Either way, where this custom comes from we don’t know it either.
We know for sure only one thing, that it is Schlettstadt, in France, too, which has the glory to be the cradle of the oldest Christmas tree. In the towns account 1546 two men get 3 shillings “who cut trees for Christmas”.
The account book 1549-1565 contains the following decision of the Town’s Council made on Wednesday Dec. 17, 1555. “Nobody is allowed to have a Xmas tree except with punishment.”
And, in January 1557 the forster of Kinsheim get 2 shillings to guard, and 2 shillings to cut Christmas trees.
In any case, back to modern times, the search for the perfect tree begins in March each year, with the head of the production unit at France’s National Forestry Office driving hundreds of miles through the forests of Alsace and the Vosges Mountains to find it.
The National Forestry Office and its tree surgeons spend 120 hours getting the tree ready for its journey to Strasbourg.
A further 250 hours are spent preparing the tree, which includes implanting between 50 and 80 branches from other trees to make it look “fuller”.

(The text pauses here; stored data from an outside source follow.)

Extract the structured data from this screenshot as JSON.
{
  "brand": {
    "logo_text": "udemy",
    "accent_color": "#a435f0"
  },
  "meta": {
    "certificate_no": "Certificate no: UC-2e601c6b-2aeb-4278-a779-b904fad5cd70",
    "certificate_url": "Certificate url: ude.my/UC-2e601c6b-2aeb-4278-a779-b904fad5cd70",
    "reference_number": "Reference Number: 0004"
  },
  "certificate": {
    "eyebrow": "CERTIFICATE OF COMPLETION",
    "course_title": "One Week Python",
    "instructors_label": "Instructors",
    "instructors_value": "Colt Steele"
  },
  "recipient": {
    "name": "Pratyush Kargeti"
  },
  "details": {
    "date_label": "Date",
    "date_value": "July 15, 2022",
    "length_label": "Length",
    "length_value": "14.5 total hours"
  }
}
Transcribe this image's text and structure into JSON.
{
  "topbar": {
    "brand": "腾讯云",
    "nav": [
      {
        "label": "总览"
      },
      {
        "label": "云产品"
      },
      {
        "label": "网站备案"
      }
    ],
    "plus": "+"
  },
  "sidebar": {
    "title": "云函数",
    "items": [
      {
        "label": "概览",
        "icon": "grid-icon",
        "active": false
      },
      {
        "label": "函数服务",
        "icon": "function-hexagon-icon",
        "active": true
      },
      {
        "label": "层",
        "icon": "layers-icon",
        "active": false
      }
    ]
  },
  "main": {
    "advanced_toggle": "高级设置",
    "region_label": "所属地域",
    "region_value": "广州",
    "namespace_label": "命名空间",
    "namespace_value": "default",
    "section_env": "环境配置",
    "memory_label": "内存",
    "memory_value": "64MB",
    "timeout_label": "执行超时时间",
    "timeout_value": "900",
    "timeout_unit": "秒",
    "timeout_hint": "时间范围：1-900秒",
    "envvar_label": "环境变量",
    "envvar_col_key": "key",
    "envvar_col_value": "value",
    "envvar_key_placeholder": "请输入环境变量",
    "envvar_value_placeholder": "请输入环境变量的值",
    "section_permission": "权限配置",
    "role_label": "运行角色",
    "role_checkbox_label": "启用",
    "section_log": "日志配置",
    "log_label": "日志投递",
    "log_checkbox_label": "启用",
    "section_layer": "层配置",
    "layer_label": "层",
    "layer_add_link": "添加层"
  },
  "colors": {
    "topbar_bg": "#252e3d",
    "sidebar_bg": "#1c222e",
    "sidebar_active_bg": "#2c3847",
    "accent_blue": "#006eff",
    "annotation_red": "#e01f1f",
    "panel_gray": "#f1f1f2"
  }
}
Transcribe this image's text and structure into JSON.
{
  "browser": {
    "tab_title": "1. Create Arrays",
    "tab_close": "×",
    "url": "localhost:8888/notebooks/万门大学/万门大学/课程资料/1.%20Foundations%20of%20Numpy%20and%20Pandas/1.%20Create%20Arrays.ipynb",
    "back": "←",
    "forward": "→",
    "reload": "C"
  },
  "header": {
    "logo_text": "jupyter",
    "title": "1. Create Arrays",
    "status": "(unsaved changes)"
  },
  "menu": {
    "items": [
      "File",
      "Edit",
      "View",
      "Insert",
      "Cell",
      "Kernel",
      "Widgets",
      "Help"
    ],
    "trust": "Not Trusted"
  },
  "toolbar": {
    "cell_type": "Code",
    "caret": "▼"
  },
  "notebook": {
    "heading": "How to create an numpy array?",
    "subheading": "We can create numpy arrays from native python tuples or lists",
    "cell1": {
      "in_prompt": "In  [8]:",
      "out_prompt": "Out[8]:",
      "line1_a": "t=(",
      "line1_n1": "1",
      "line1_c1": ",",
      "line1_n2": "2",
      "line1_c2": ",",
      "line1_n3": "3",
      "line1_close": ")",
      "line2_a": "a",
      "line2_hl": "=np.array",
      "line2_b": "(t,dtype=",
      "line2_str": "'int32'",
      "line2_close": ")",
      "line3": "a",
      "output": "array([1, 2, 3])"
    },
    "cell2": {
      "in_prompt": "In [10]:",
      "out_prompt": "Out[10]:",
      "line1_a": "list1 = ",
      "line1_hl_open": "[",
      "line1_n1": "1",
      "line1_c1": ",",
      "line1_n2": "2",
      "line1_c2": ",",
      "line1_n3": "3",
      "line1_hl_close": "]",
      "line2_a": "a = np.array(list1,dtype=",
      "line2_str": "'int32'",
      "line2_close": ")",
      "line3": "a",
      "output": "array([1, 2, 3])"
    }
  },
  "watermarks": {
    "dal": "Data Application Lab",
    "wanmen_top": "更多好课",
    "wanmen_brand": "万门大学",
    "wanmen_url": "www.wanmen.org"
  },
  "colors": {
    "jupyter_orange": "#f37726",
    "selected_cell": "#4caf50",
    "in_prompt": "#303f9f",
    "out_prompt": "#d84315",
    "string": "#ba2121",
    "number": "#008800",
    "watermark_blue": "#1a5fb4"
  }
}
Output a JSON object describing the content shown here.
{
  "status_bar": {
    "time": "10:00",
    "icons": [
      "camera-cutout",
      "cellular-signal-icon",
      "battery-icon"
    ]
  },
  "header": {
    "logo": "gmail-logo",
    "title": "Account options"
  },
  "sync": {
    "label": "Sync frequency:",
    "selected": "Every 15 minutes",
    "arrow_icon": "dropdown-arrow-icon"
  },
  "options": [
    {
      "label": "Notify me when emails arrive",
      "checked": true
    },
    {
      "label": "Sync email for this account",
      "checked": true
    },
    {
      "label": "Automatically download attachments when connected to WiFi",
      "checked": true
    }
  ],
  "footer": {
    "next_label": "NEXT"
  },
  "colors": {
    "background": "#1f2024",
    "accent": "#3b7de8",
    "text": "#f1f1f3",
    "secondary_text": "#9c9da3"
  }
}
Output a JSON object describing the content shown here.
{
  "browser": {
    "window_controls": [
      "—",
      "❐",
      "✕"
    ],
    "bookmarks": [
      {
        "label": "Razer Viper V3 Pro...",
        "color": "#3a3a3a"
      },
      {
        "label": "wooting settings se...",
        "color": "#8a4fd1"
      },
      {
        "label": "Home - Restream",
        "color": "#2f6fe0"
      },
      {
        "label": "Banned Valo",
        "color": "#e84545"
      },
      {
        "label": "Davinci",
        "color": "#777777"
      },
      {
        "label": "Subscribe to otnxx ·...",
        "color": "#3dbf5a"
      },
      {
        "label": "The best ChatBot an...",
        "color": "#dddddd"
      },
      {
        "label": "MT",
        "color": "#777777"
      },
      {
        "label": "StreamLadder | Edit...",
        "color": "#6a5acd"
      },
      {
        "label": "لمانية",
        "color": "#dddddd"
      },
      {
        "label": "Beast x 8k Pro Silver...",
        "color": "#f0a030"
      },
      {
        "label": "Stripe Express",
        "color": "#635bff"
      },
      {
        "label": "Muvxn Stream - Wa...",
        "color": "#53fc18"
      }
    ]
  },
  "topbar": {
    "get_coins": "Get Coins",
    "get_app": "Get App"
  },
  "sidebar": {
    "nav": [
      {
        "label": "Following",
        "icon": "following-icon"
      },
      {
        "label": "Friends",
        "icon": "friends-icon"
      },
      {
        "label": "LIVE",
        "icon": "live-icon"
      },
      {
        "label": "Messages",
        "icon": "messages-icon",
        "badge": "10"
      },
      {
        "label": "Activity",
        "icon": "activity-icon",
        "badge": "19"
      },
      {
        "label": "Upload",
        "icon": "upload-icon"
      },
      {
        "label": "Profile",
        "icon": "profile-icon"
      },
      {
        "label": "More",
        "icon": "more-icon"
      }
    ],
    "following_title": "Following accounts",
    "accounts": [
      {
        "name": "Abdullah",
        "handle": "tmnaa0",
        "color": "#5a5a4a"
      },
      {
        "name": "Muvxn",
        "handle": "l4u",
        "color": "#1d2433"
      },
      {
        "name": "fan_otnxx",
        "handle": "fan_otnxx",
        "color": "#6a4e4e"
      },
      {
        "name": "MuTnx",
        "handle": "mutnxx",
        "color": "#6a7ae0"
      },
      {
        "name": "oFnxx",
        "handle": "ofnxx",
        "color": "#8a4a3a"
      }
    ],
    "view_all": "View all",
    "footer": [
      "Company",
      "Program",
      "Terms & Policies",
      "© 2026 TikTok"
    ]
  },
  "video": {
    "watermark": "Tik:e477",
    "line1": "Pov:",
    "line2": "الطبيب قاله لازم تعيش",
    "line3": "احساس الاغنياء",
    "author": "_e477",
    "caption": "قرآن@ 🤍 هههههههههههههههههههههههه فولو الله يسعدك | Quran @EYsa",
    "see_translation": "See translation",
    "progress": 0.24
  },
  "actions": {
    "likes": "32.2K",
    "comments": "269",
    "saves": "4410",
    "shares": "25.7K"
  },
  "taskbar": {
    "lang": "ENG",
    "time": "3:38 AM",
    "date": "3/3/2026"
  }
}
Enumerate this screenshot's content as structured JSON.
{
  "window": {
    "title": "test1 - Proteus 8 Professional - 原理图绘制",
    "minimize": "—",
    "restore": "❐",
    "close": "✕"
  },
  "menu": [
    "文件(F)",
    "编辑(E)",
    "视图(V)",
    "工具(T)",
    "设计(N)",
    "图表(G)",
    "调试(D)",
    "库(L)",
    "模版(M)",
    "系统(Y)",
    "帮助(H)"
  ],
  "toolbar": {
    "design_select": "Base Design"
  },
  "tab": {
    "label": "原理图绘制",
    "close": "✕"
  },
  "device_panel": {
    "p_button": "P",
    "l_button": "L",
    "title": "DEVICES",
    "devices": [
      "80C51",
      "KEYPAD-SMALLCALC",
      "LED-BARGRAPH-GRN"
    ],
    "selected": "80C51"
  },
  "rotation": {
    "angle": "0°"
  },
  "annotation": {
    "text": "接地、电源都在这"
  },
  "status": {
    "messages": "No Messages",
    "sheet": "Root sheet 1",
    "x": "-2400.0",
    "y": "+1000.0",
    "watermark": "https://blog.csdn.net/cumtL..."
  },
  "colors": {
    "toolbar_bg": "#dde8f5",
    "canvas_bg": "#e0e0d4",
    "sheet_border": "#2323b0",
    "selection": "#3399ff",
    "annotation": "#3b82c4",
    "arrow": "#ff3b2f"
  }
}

30 metres is the minimum height of the tree, that weighs between 7 and 9 tonnes, while its trunk measures up to 120cm in diameter, and 7km of twinkling fairy lights will illuminate the tree.
The lights take three weeks to install and requires two climbers, a dozen electricians, eight landscape designers and two 40m-tall cherry pickers.
In addition to about 400 baubles, other decorations include biscuits, candles, illuminated angels and stars.
And yes, decorating a big tree is just the same as doing your tree at home.
You have to take account of the shape of the tree, and the first step is to install the fairy lights, wrapping them around each branch. Next, you add the other decorations. Then you step back to make sure there aren’t any gaps or similar decorations too close together. The difference with a big tree, though, is that you have a tree climber 30 metres in the air, talking to someone on the ground using a walkie-talkie or a mobile phone.
And It takes three weeks to complete the work!